Tendencias progresivas y fuerzas retardatarias pugnan, y a veces dan la sensación de que se neutralizan. Este es el mayor riesgo , a que hace frente el Gobierno, al igual que el pais, colectivamente y como suma de individuos, debe vencer la tentación de dejarse llevar por la histeria. Si no estamos dominados por un sentimiento de autodestrucción, aprovecharemos una oportunidad histórica de organizar una convivencia política pacífica.

El objetivo es claro y !o exponía el lunes el presidente Arias: «Sólo con la participación del pueblo en las áreas del poder, se logra normalmente la convivencia cívica.»

Se trata de articular este principio en normas jurídicas, las únicas que pueden expresar la realidad de una sociedad que ha dejado atrás, en su evolución y progreso, el propio sistema institucional.
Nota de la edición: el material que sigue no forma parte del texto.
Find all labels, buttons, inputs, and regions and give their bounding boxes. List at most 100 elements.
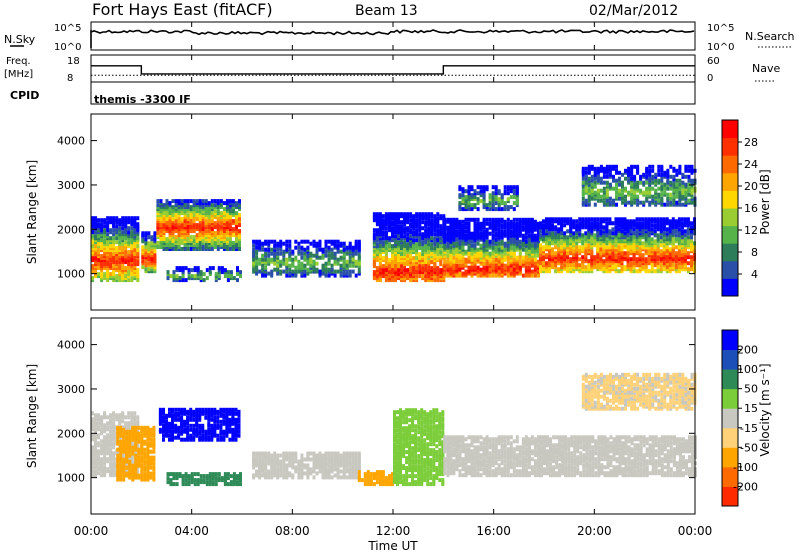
power-cell	[548, 217, 551, 222]
power-cell	[630, 196, 634, 201]
power-cell	[642, 200, 646, 205]
power-cell	[641, 257, 645, 262]
power-cell	[584, 249, 588, 254]
power-cell	[590, 164, 594, 169]
power-cell	[264, 251, 268, 256]
power-cell	[436, 266, 440, 271]
power-cell	[238, 229, 241, 234]
power-cell	[621, 192, 624, 197]
power-cell	[485, 265, 489, 270]
power-cell	[596, 253, 600, 258]
power-cell	[336, 243, 340, 248]
power-cell	[421, 274, 425, 279]
power-cell	[273, 261, 277, 266]
power-cell	[166, 270, 170, 275]
power-cell	[339, 255, 343, 260]
power-cell	[473, 189, 477, 194]
power-cell	[488, 231, 492, 236]
power-cell	[97, 222, 100, 227]
power-cell	[647, 257, 651, 262]
power-cell	[554, 231, 558, 236]
power-cell	[587, 164, 591, 169]
power-cell	[223, 274, 227, 279]
power-cell	[228, 209, 232, 214]
power-cell	[384, 260, 388, 265]
power-cell	[578, 257, 582, 262]
power-cell	[506, 261, 510, 266]
power-cell	[270, 251, 274, 256]
power-cell	[677, 227, 681, 232]
power-cell	[103, 238, 107, 243]
power-cell	[605, 174, 609, 179]
power-cell	[231, 199, 235, 204]
power-cell	[141, 245, 145, 250]
power-cell	[327, 267, 331, 272]
power-cell	[124, 266, 128, 271]
power-cell	[467, 221, 471, 226]
power-cell	[660, 196, 664, 201]
velocity-cell	[103, 411, 107, 416]
nsky-tick-top: 10^5	[54, 23, 81, 34]
power-cell	[418, 264, 422, 269]
power-cell	[636, 194, 640, 199]
power-cell	[497, 207, 501, 212]
power-cell	[684, 164, 688, 169]
power-cell	[109, 262, 113, 267]
power-cell	[177, 245, 181, 249]
power-cell	[614, 263, 618, 268]
power-cell	[650, 223, 654, 228]
power-cell	[409, 266, 413, 271]
power-cell	[109, 236, 113, 241]
power-cell	[659, 253, 663, 258]
power-cell	[225, 231, 229, 236]
power-cell	[596, 174, 600, 179]
power-cell	[264, 257, 268, 262]
y-tick-label: 3000	[57, 179, 85, 192]
power-cell	[548, 257, 551, 262]
power-cell	[192, 223, 196, 228]
power-cell	[686, 227, 690, 232]
power-cell	[566, 235, 570, 240]
power-cell	[590, 174, 594, 179]
power-cell	[103, 252, 107, 257]
power-cell	[602, 259, 606, 264]
power-cell	[551, 247, 554, 252]
velocity-cell	[109, 413, 113, 418]
velocity-cells	[91, 372, 697, 487]
velocity-cell	[100, 443, 104, 448]
power-cell	[228, 219, 232, 224]
power-cell	[115, 216, 119, 221]
power-cell	[584, 170, 588, 175]
velocity-cell	[127, 457, 131, 462]
power-cell	[593, 166, 597, 171]
power-cell	[620, 217, 624, 222]
power-cell	[671, 263, 675, 268]
power-cell	[282, 253, 286, 258]
power-cell	[409, 258, 413, 263]
power-cell	[436, 270, 440, 275]
power-cell	[391, 238, 394, 243]
power-cell	[455, 253, 459, 258]
power-cell	[677, 261, 681, 266]
power-cell	[195, 199, 199, 204]
power-cell	[378, 244, 382, 249]
power-cell	[156, 231, 160, 236]
power-cell	[657, 164, 661, 169]
power-cell	[621, 188, 624, 193]
velocity-cell	[127, 421, 131, 426]
power-cell	[491, 233, 495, 238]
power-cell	[581, 245, 585, 250]
power-cell	[235, 211, 238, 216]
power-cell	[375, 258, 379, 263]
freq-tick-top: 18	[67, 56, 80, 67]
power-cell	[683, 217, 687, 222]
power-cell	[336, 257, 340, 262]
power-cell	[621, 200, 624, 205]
power-cell	[291, 269, 295, 274]
power-cell	[494, 237, 498, 242]
power-cell	[327, 257, 331, 262]
power-cell	[273, 239, 277, 244]
power-cell	[381, 230, 385, 235]
power-cell	[500, 253, 504, 258]
power-cell	[678, 182, 682, 187]
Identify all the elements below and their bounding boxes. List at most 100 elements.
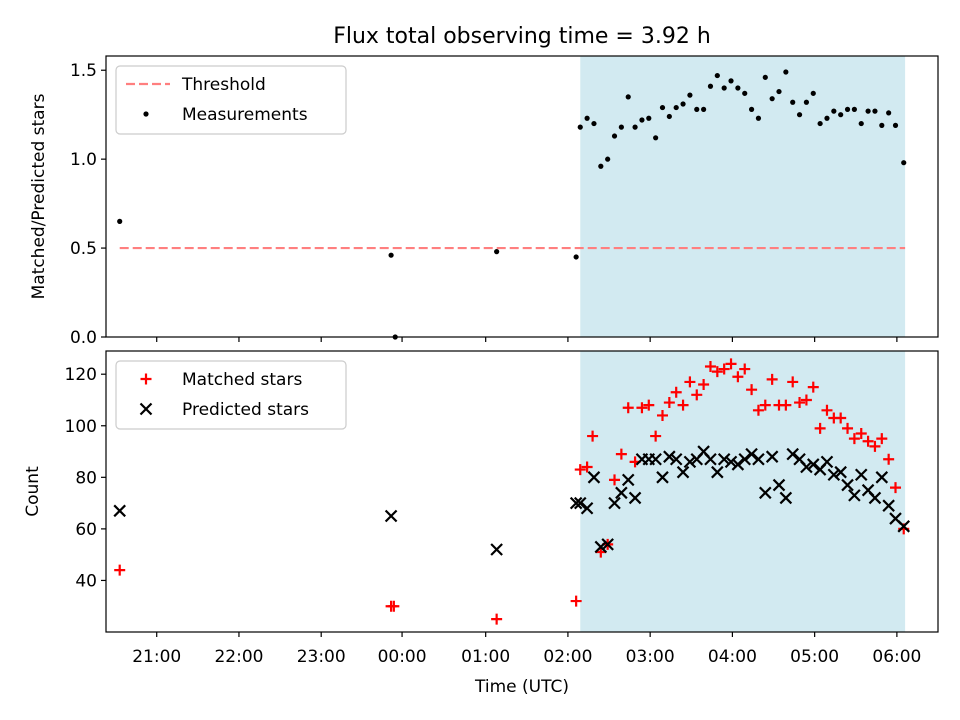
data-point [810,90,816,96]
data-point [598,163,604,169]
data-point [746,384,758,396]
x-tick-label: 23:00 [297,647,346,667]
data-point [684,376,696,388]
x-tick-label: 06:00 [872,647,921,667]
data-point [683,455,697,469]
data-point [639,117,645,123]
data-point [817,120,823,127]
data-point [882,499,895,512]
data-point [594,540,608,554]
count-panel: 40 60 80 100 120 21:00 22:00 23:00 00:00 01:00 02:… [23,350,939,667]
chart-title: Flux total observing time = 3.92 h [333,24,711,49]
data-point [704,360,716,372]
data-point [862,435,874,447]
legend-swatch [143,111,149,117]
data-point [824,115,830,121]
data-point [707,83,714,89]
data-point [779,491,793,505]
data-point [666,113,672,120]
data-point [609,474,621,486]
data-point [643,399,655,411]
data-point [653,135,659,141]
data-point [650,430,662,442]
data-point [718,363,730,375]
data-point [820,455,834,469]
data-point [677,399,689,411]
data-point [621,473,635,487]
legend-box [115,360,347,430]
data-point [883,453,895,465]
data-point [732,371,744,383]
data-point [573,254,579,260]
data-point [872,108,878,114]
data-point [491,613,503,625]
data-point [879,122,885,128]
data-point [724,455,738,469]
data-point [114,564,126,576]
data-point [780,399,792,411]
y-tick-label: 40 [75,571,97,591]
y-tick-label: 60 [75,520,97,540]
data-point [766,373,778,385]
data-point [615,486,628,500]
legend: Threshold Measurements [115,65,347,135]
data-point [807,381,819,393]
data-point [636,402,648,414]
y-axis-label: Matched/Predicted stars [29,93,49,299]
data-point [680,101,686,107]
data-point [876,433,888,445]
legend-swatch [140,373,152,385]
ratio-panel: 0.0 0.5 1.0 1.5 Matched/Predicted stars Thres… [29,55,939,348]
x-tick-label: 21:00 [132,647,181,667]
data-point [113,504,126,518]
legend-box [115,65,347,135]
data-point [848,433,860,445]
data-point [618,124,624,130]
legend-swatch [139,402,153,416]
data-point [827,468,841,482]
x-tick-label: 03:00 [626,647,675,667]
x-tick-label: 04:00 [708,647,757,667]
data-point [738,452,752,466]
data-point [587,430,599,442]
data-point [687,92,693,98]
data-point [735,85,741,91]
data-point [725,358,737,370]
data-point [490,543,503,556]
data-point [755,115,762,121]
data-point [851,106,857,112]
data-point [844,106,851,112]
data-point [721,85,727,91]
y-tick-label: 100 [65,417,97,437]
data-point [676,465,690,479]
data-point [691,389,703,401]
data-point [875,471,889,484]
data-point [694,106,700,112]
data-point [632,124,638,130]
data-point [656,409,668,421]
data-point [587,471,601,484]
data-point [796,112,803,118]
data-point [601,538,614,551]
data-point [388,252,394,258]
data-point [569,496,583,510]
data-point [591,120,597,127]
data-point [803,99,810,105]
data-point [772,478,786,492]
data-point [717,452,731,466]
legend-label: Predicted stars [182,400,309,420]
data-point [714,72,720,79]
data-point [384,509,398,523]
data-point [573,496,587,510]
data-point [838,112,844,118]
data-point [814,422,826,434]
x-tick-label: 01:00 [461,647,510,667]
data-point [628,491,642,505]
data-point [869,440,881,452]
data-point [117,218,123,224]
observing-span [580,56,906,337]
x-tick-label: 02:00 [543,647,592,667]
data-point [711,366,723,378]
data-point [580,501,594,515]
predicted-stars-series [113,445,911,556]
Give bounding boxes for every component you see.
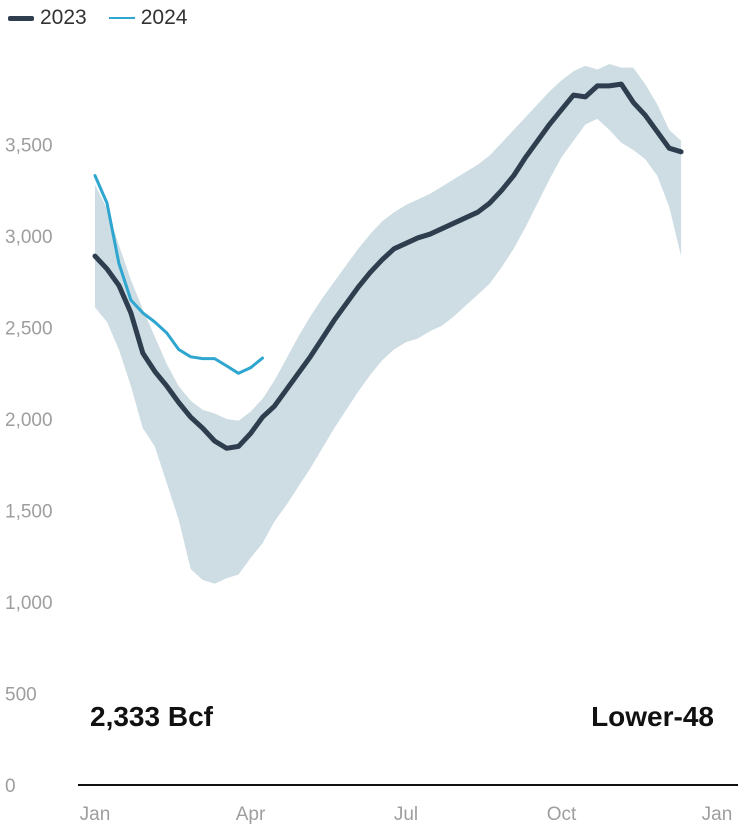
y-tick-label: 2,500 xyxy=(5,319,53,340)
y-tick-label: 3,500 xyxy=(5,136,53,157)
legend-swatch-2024 xyxy=(108,17,135,19)
legend-item-2024: 2024 xyxy=(108,6,188,30)
x-tick-label: Oct xyxy=(547,804,577,825)
x-tick-label: Apr xyxy=(236,804,266,825)
y-tick-label: 1,000 xyxy=(5,593,53,614)
series-line-2024 xyxy=(93,174,264,375)
y-tick-label: 3,000 xyxy=(5,227,53,248)
legend-label-2024: 2024 xyxy=(140,6,188,29)
chart-legend: 2023 2024 xyxy=(8,6,187,30)
x-tick-label: Jul xyxy=(394,804,418,825)
legend-item-2023: 2023 xyxy=(8,6,87,30)
y-tick-label: 0 xyxy=(5,776,16,797)
y-tick-label: 2,000 xyxy=(5,410,53,431)
region-label: Lower-48 xyxy=(591,701,714,732)
legend-label-2023: 2023 xyxy=(40,6,87,29)
series-line-2023 xyxy=(92,81,684,451)
x-tick-label: Jan xyxy=(702,804,733,825)
x-tick-label: Jan xyxy=(80,804,111,825)
five-year-range-band xyxy=(95,64,682,584)
y-tick-label: 1,500 xyxy=(5,502,53,523)
storage-value-label: 2,333 Bcf xyxy=(90,701,214,732)
y-tick-label: 500 xyxy=(5,685,37,706)
legend-swatch-2023 xyxy=(8,15,34,21)
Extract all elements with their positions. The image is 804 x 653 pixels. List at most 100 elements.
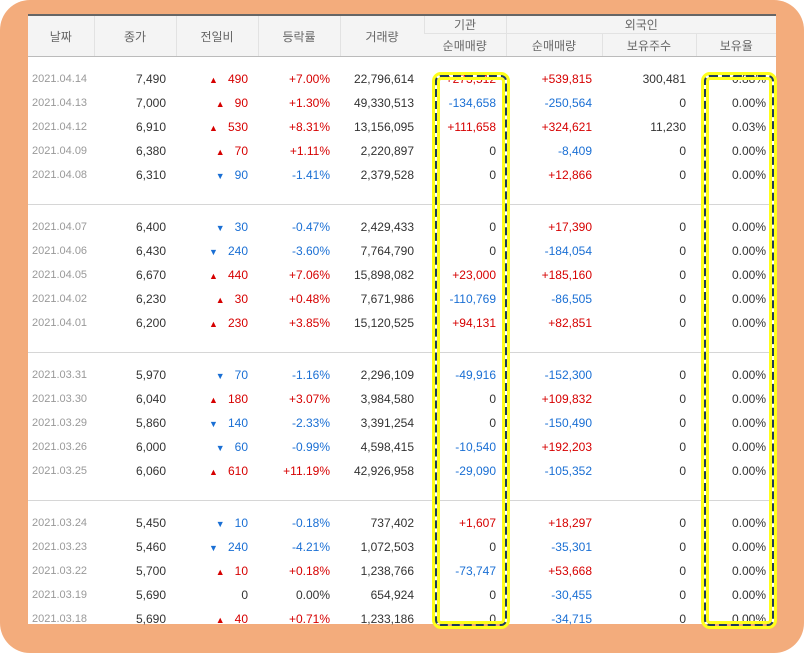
cell-foreign-net: +109,832: [541, 391, 592, 406]
highlight-institution-column: [432, 72, 510, 629]
cell-foreign-holdings: 0: [679, 95, 686, 110]
header-change[interactable]: 전일비: [175, 15, 258, 57]
header-rate[interactable]: 등락률: [257, 15, 340, 57]
cell-date: 2021.04.14: [32, 72, 88, 85]
table-row: 2021.03.22 5,700 ▲ 10 +0.18% 1,238,766 -73,747…: [28, 559, 776, 583]
cell-volume: 1,238,766: [360, 563, 414, 578]
cell-foreign-net: +18,297: [548, 515, 592, 530]
cell-volume: 22,796,614: [353, 71, 414, 86]
cell-change: ▲ 490: [176, 67, 258, 91]
group-spacer: [28, 501, 776, 511]
cell-institution-net: 0: [489, 243, 496, 258]
header-close[interactable]: 종가: [93, 15, 176, 57]
header-foreign-ratio[interactable]: 보유율: [695, 33, 777, 57]
cell-institution-net: -134,658: [448, 95, 496, 110]
cell-foreign-holdings: 0: [679, 267, 686, 282]
change-value: 60: [234, 439, 248, 454]
group-spacer: [28, 205, 776, 215]
change-value: 90: [234, 167, 248, 182]
cell-foreign-ratio: 0.03%: [731, 119, 767, 134]
cell-foreign-holdings: 300,481: [642, 71, 686, 86]
cell-foreign-net: +53,668: [548, 563, 592, 578]
down-triangle-icon: ▼: [215, 222, 225, 233]
cell-close: 6,060: [135, 463, 166, 478]
cell-institution-net: 0: [489, 539, 496, 554]
cell-foreign-ratio: 0.00%: [731, 95, 767, 110]
cell-institution-net: +111,658: [447, 119, 496, 134]
cell-foreign-ratio: 0.00%: [731, 439, 767, 454]
cell-volume: 2,296,109: [360, 367, 414, 382]
cell-foreign-ratio: 0.00%: [731, 391, 767, 406]
cell-rate: +0.71%: [288, 611, 330, 626]
cell-foreign-holdings: 0: [679, 539, 686, 554]
up-triangle-icon: ▲: [215, 566, 225, 577]
cell-foreign-net: -150,490: [544, 415, 592, 430]
down-triangle-icon: ▼: [215, 170, 225, 181]
cell-close: 6,000: [135, 439, 166, 454]
cell-foreign-net: +539,815: [541, 71, 592, 86]
header-foreign-net[interactable]: 순매매량: [505, 33, 602, 57]
down-triangle-icon: ▼: [215, 442, 225, 453]
header-institution-group: 기관: [423, 15, 506, 34]
cell-foreign-ratio: 0.00%: [731, 587, 767, 602]
cell-close: 6,430: [135, 243, 166, 258]
table-row: 2021.04.02 6,230 ▲ 30 +0.48% 7,671,986 -110,76…: [28, 287, 776, 311]
cell-foreign-ratio: 0.00%: [731, 219, 767, 234]
change-value: 240: [227, 243, 248, 258]
cell-foreign-holdings: 0: [679, 291, 686, 306]
table-row: 2021.04.13 7,000 ▲ 90 +1.30% 49,330,513 -134,6…: [28, 91, 776, 115]
cell-change: ▲ 40: [176, 607, 258, 631]
cell-change: ▲ 30: [176, 287, 258, 311]
cell-institution-net: -29,090: [455, 463, 496, 478]
table-header: 날짜 종가 전일비 등락률 거래량 기관 외국인 순매매량 순매매량 보유주수 …: [28, 15, 777, 57]
header-foreign-holdings[interactable]: 보유주수: [601, 33, 696, 57]
group-divider: [28, 186, 777, 205]
header-institution-net[interactable]: 순매매량: [424, 33, 506, 57]
down-triangle-icon: ▼: [209, 542, 218, 553]
cell-foreign-ratio: 0.00%: [731, 315, 767, 330]
cell-foreign-holdings: 0: [679, 515, 686, 530]
cell-institution-net: -49,916: [455, 367, 496, 382]
cell-foreign-holdings: 0: [679, 167, 686, 182]
cell-rate: -4.21%: [291, 539, 330, 554]
cell-volume: 2,429,433: [360, 219, 414, 234]
cell-change: ▼ 240: [176, 535, 258, 559]
cell-close: 7,490: [135, 71, 166, 86]
cell-change: ▼ 240: [176, 239, 258, 263]
header-date[interactable]: 날짜: [28, 15, 94, 57]
cell-change: 0: [176, 583, 258, 607]
cell-institution-net: 0: [489, 415, 496, 430]
cell-volume: 15,898,082: [353, 267, 414, 282]
table-row: 2021.03.23 5,460 ▼ 240 -4.21% 1,072,503 0 -35,3…: [28, 535, 776, 559]
cell-institution-net: -10,540: [455, 439, 496, 454]
cell-close: 6,310: [135, 167, 166, 182]
up-triangle-icon: ▲: [209, 122, 218, 133]
cell-change: ▲ 530: [176, 115, 258, 139]
up-triangle-icon: ▲: [215, 294, 225, 305]
trading-table: 날짜 종가 전일비 등락률 거래량 기관 외국인 순매매량 순매매량 보유주수 …: [28, 14, 777, 631]
divider-cell: [28, 482, 777, 501]
cell-volume: 654,924: [370, 587, 414, 602]
cell-foreign-net: +82,851: [548, 315, 592, 330]
cell-foreign-ratio: 0.00%: [731, 611, 767, 626]
cell-close: 6,670: [135, 267, 166, 282]
table-row: 2021.04.06 6,430 ▼ 240 -3.60% 7,764,790 0 -184,…: [28, 239, 776, 263]
cell-foreign-holdings: 0: [679, 367, 686, 382]
up-triangle-icon: ▲: [209, 394, 218, 405]
cell-volume: 3,984,580: [360, 391, 414, 406]
cell-rate: +0.18%: [288, 563, 330, 578]
cell-volume: 13,156,095: [353, 119, 414, 134]
cell-date: 2021.04.02: [32, 292, 88, 305]
cell-date: 2021.03.22: [32, 564, 88, 577]
cell-foreign-ratio: 0.00%: [731, 515, 767, 530]
cell-institution-net: 0: [489, 587, 496, 602]
cell-volume: 2,379,528: [360, 167, 414, 182]
cell-rate: +3.85%: [288, 315, 330, 330]
cell-foreign-holdings: 0: [679, 243, 686, 258]
cell-foreign-ratio: 0.00%: [731, 267, 767, 282]
cell-foreign-net: -250,564: [544, 95, 592, 110]
cell-institution-net: 0: [489, 143, 496, 158]
cell-institution-net: +1,607: [458, 515, 496, 530]
header-volume[interactable]: 거래량: [339, 15, 424, 57]
cell-date: 2021.03.26: [32, 440, 88, 453]
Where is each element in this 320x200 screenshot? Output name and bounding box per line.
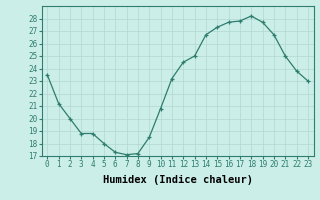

El paso desde un sistema de adhesión personal incondicional a un sistema de participación institucional —por seguir con las ideas de! presidente Arias— implica la necesariedad de cambios políticos ninfundos, concretos, con eficacia y reconocimiento jurídico. Quienes obstaculizan o pretenden impedir esos cambios contraen una grave responsabilidad. La responsabilidad de conducir el país a una nueva confrontación dramática o a una situación límite tras la cual no sería posible gobernarlo más que con el recurso sistemático a la fuerza. Un destino que un pueblo civilizado debe negarse a admitir.

Medítese el hecho de que una parte de las dificultades y obstáculos con que tropieza una política de evolución democrática se debe a anteriores fracasos y frustraciones de intentos aperturistas, quizá en condiciones más favorables que las actuales. A quienes con mala memoria hablan de la «insoportable» situación actual y dramatizan, hay que recordarles que ni la crisis económica, ni los paros laborales, ni las manifestaciones son fruto de la nueva situación, sino que tiene causas que la preceden. Hay que recordarles también que fue sólo hace unos meses cuando el diapasón de la violencia y el terrorismo llegó a su nota más alta.

Habría que ser ciego o malintencionado para no reconocer decenas de evidencias de que se han ensanchado apreciablemente la permisibilidad del Poder y el margen de libertad. Y el país no ha saltado por los aires. Por el contrario, el pueblo español está dando una lección de civismo —demostrando muchas veces más conciencia política que sus grupos dirigentes—, que es todo un síntoma de hasta qué punto es posible darle la soberanía.

Ese pueblo no quiere aventuras ni violencias, ni demagogias.

No es hora de que el Gobierno eche el freno. Quien se niega a ser el Caetano español, buscando contribuir a que España no pase el trauma de la nación vecina, ha dicho esta semana una frase que resume, la única política posible para salir de trampas y círculos viciosos: «Hemos de mantener la iniciativa.» Las palabras como evolución, cambio, reforma, ruptura... son necesariamente ambiguas.

Lo que gran parte de la nación desea es un sistema representativo mediante el sufragio universal que combine libertades formales —sin dictaduras de clase o de partido— y reformas sociales, y todo ello mediante métodos pacíficos y no revolucionarios. Ciertamente habrá quien piense que no es esa la voluntad de la nación que debe servir de orientación al Gobierno.

Pero sólo habría un medio para salir de dudas, y a él nos remitiríamos, que el país decida mediante unas elecciones libres. Hace un mes, don Juan Carlos dirigía a los españoles un mensaje que reflejaba confianza en la nación y fe en el futuro. Sus palabras respondían a una concepción del pueblo español como adulto, maduro y protagonista de la nueva etapa histórica que ha comenzado. No hay otro camino digno y civilizado.